Theatres were prominent markers of civic development. Whether in transient gold town settlements or commercial urban centres, playhouses shared a common repertoire introduced by performers and managers from across the Anglo-world. Performing contemporary plays from Britain, Australia, and North America, theatre companies in colonial New Zealand brought with them experience and reputations cultivated on touring circuits elsewhere. Analysing how these theatre people acted as conduits of cultural transmission, the study utilises network and spatial analyses to demonstrate how theatre provided access to contemporary theatre culture and thus situated playgoers within a constituency of cultural consumers throughout a vast Anglo-theatre network.
The thesis also investigates the characteristics of theatres as colonial workplaces. Focusing predominantly on commercial theatre, the study explores how, in operating outside broader social conventions, playhouses enjoyed flexibility in defining acceptable work. Quantitative analyses of house size data highlighting the fluctuation of audiences, and debtors’ petitions filed by theatre professionals, demonstrate the economic precarity of theatre business. Nonetheless, theatre women enjoyed greater freedom and opportunity for advancement than in other professions. The analysis demonstrates the uneven extent to which gender was used as grounds for criticism in New Zealand.
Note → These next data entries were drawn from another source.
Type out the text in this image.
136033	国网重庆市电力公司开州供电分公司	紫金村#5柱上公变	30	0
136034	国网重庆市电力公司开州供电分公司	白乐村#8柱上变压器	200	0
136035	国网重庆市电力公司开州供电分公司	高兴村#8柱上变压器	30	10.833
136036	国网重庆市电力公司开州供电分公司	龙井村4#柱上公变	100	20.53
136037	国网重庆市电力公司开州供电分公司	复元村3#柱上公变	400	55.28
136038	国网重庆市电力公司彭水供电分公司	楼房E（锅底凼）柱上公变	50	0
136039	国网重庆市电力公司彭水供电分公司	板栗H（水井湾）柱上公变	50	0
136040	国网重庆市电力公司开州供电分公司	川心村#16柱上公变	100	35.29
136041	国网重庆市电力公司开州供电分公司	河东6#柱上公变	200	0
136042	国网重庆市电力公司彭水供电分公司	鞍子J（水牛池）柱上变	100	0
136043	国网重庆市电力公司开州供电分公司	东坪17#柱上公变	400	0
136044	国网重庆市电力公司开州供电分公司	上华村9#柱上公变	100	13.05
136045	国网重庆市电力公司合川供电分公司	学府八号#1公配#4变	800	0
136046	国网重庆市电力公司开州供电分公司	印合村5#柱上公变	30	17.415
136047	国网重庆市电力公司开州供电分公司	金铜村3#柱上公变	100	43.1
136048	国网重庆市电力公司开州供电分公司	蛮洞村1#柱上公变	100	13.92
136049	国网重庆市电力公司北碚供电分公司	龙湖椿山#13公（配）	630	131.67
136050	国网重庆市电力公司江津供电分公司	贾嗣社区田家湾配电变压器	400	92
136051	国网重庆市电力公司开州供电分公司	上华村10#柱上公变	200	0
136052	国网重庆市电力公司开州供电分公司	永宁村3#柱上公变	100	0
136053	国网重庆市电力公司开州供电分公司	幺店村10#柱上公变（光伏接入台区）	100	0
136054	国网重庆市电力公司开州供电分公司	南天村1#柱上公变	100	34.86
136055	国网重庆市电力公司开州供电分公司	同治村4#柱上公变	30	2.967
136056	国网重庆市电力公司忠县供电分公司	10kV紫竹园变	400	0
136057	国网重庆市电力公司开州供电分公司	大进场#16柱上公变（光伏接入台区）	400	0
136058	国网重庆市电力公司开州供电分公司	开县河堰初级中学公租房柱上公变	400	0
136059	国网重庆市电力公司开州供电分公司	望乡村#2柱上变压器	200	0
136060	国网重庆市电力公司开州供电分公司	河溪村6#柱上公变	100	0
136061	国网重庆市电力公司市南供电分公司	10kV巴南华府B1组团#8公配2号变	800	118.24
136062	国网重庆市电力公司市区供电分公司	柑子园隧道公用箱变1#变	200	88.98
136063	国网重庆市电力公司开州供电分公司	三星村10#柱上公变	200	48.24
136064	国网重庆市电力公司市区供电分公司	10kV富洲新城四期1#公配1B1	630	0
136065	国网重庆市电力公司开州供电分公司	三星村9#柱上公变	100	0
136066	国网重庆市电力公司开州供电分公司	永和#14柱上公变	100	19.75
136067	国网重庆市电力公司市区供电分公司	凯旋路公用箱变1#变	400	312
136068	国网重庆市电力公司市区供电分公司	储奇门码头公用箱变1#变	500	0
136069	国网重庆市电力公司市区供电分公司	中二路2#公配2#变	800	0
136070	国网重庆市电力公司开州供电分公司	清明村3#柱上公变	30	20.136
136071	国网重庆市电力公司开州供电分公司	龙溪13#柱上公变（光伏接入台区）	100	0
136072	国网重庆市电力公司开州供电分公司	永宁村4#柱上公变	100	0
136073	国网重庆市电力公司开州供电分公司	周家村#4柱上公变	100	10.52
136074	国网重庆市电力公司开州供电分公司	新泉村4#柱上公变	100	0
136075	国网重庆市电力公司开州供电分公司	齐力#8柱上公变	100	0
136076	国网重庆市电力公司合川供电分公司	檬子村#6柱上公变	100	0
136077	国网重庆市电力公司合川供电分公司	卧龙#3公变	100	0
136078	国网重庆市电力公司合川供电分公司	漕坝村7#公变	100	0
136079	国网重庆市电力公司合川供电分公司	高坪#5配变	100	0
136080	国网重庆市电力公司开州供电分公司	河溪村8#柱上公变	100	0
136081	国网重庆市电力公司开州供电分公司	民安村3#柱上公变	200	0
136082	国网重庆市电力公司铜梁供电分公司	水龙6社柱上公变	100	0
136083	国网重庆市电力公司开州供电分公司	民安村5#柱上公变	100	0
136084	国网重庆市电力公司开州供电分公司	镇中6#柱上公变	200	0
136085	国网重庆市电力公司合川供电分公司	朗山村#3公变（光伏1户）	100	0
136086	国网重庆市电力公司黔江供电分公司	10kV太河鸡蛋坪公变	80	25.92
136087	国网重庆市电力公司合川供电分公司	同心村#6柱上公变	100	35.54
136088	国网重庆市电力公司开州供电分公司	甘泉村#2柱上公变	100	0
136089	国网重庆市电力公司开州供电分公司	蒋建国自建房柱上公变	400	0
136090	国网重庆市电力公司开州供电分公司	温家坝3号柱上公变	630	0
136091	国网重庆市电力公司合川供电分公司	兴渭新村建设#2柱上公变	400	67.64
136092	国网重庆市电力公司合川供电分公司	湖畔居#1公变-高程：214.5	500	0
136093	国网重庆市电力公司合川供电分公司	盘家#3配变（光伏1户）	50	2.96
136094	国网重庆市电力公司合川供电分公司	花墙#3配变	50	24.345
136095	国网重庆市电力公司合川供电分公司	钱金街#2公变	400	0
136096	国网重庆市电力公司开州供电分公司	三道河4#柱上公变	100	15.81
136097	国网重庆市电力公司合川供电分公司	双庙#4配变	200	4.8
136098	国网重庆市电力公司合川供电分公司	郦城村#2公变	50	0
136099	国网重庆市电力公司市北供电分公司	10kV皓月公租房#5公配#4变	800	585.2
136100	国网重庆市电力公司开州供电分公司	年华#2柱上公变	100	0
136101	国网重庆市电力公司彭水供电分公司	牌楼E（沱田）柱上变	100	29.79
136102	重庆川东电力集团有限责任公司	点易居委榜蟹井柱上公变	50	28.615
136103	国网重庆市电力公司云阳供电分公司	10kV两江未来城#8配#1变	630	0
Colonial settlements were sensitive to ideas of reputation and progress. As public spaces, theatres featured heavily in contemporary discussion and debate which interpreted venues and repertoire as variously civilizing and corrupting. Alongside amusement and leisure, playhouses were also sites of commerce, social mixing, heightened emotion, drunkenness, and disorder. Assessing how theatre and theatregoing played into a broader discourse of respectability reflecting societal anxiety over colonial reputation, the study argues that theatres were hotly debated because public entertainments were taken to reflect the general character of colonial inhabitants.